On your feet! Or on your knees! Here they are, the amazing Blue Öyster Cult!
--Blue Öyster Cult, On Your Feet or On Your Knees


The purpose of the Fascist formula, the ritual discipline, the uniforms, and the whole apparatus, which is at first sight irrational, is to allow mimetic behavior. The carefully thought out symbols (which are proper to every counterrevolutionary movement), the skulls and disguises, the barbaric drum beats, the monotonous repetition of words and gestures, are simply the organized imitation of magic practices. . . .
--Horkheimer & Adorno, Dialectic of Enlightenment 184-85 [henceforth DE]

Anyone . . . equating a popular song with modern art because of a few false notes squeaked by a clarinet . . has already capitulated to barbarism. (Adorno, "Perennial Fashion--Jazz" 205 ["PFJ"])

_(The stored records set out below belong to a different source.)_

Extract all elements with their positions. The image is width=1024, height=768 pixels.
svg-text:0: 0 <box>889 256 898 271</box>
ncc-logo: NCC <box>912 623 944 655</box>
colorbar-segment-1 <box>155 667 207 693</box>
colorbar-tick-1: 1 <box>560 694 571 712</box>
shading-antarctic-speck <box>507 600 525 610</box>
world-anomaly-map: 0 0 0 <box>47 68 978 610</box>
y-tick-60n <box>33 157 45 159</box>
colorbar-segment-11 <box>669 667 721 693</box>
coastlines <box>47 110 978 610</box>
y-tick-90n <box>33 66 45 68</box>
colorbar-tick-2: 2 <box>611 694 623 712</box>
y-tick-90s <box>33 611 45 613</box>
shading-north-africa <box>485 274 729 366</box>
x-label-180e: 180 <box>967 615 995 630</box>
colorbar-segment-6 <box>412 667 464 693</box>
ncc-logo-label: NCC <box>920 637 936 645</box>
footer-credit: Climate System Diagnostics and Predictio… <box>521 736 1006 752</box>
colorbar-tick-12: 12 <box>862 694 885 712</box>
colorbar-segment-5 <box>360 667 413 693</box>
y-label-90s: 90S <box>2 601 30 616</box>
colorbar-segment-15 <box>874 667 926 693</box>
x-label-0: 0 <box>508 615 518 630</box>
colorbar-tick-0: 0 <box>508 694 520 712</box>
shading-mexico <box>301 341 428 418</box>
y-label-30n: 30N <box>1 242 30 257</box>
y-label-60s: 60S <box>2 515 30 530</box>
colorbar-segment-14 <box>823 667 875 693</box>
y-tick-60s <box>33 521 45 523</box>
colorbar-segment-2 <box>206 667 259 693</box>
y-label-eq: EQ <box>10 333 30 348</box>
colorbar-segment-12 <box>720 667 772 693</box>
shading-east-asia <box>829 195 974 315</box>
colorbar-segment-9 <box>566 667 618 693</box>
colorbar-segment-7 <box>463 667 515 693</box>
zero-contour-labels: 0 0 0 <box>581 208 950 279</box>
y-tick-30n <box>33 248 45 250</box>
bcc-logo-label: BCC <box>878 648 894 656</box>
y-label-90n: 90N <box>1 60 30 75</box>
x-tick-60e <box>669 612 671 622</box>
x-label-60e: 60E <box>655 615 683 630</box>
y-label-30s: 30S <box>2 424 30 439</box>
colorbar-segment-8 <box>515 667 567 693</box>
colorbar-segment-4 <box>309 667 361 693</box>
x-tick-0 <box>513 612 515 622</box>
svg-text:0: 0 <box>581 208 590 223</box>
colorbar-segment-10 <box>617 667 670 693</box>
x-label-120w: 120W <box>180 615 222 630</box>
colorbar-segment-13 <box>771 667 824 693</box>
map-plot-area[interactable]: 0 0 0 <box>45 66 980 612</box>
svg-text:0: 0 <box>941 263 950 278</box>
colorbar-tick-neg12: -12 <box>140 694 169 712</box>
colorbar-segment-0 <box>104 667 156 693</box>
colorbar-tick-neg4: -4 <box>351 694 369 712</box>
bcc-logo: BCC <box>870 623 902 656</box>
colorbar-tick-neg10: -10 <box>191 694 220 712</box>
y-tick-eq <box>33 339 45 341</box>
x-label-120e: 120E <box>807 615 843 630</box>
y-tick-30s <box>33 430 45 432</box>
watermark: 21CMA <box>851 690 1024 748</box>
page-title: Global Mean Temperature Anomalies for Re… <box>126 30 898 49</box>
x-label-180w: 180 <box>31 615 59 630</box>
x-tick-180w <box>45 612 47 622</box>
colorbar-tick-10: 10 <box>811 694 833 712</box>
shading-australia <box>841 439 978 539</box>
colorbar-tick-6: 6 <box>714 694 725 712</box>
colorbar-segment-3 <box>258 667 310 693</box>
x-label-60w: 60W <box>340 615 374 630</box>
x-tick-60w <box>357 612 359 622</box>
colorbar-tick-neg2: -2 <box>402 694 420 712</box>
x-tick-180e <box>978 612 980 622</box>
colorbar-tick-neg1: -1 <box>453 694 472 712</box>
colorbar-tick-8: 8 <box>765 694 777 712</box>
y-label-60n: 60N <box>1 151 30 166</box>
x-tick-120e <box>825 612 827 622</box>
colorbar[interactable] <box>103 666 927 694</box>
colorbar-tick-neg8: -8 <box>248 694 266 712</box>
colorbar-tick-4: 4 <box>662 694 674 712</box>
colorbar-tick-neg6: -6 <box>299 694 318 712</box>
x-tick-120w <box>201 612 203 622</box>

When that modern apostle of high culture, Theodor Adorno, died in 1969, Western popular music was going through yet another technological mutation that Adorno might well have considered more "barbaric" than the jazz he so often condemned, an even longer, harder nail in the coffin of enlightened humanistic individualism. Rock guitarists had recently added the technique of screaming amplifier feedback to their repertoire, and the development of the distortion effect box (or "fuzz box") enabled any garage guitarist who could lay down fifty dollars for such a device to mechanically reproduce the dissonance of a cracked amplifier speaker. Such technical innovations were music to the ringing ears of blues-riff-based "power trios" like Cream and Grand Funk; and the acid-psychedelic hard rock of Jimi Hendrix not only punctured the blissful balloon of the hippie "Summer of Love," but sounded--to some--the amplified death knell of civilization itself.{1} And at last, Adorno's key epithets for earlier pop music, "mechanical soullessness" and "licentious decadence" ("On Jazz" 45 ["OJ"]), would seem to have become more prophetically true than ever.

The codified synthesis of hard blues rock and psychedelic/acid rock into what would become known as "Heavy Metal" can be said to have begun in 1970, the year after Adorno's death{2}--as if deferentially awaiting his passing. Led Zeppelin had just released Led Zeppelin II [LZ2] in October, 1969, and Black Sabbath would cut its second album, Paranoid [Prnd], in September, 1970. These two albums provided the first two "anthems" of Heavy Metal, "Whole Lotta Love" and "Paranoid," respectively.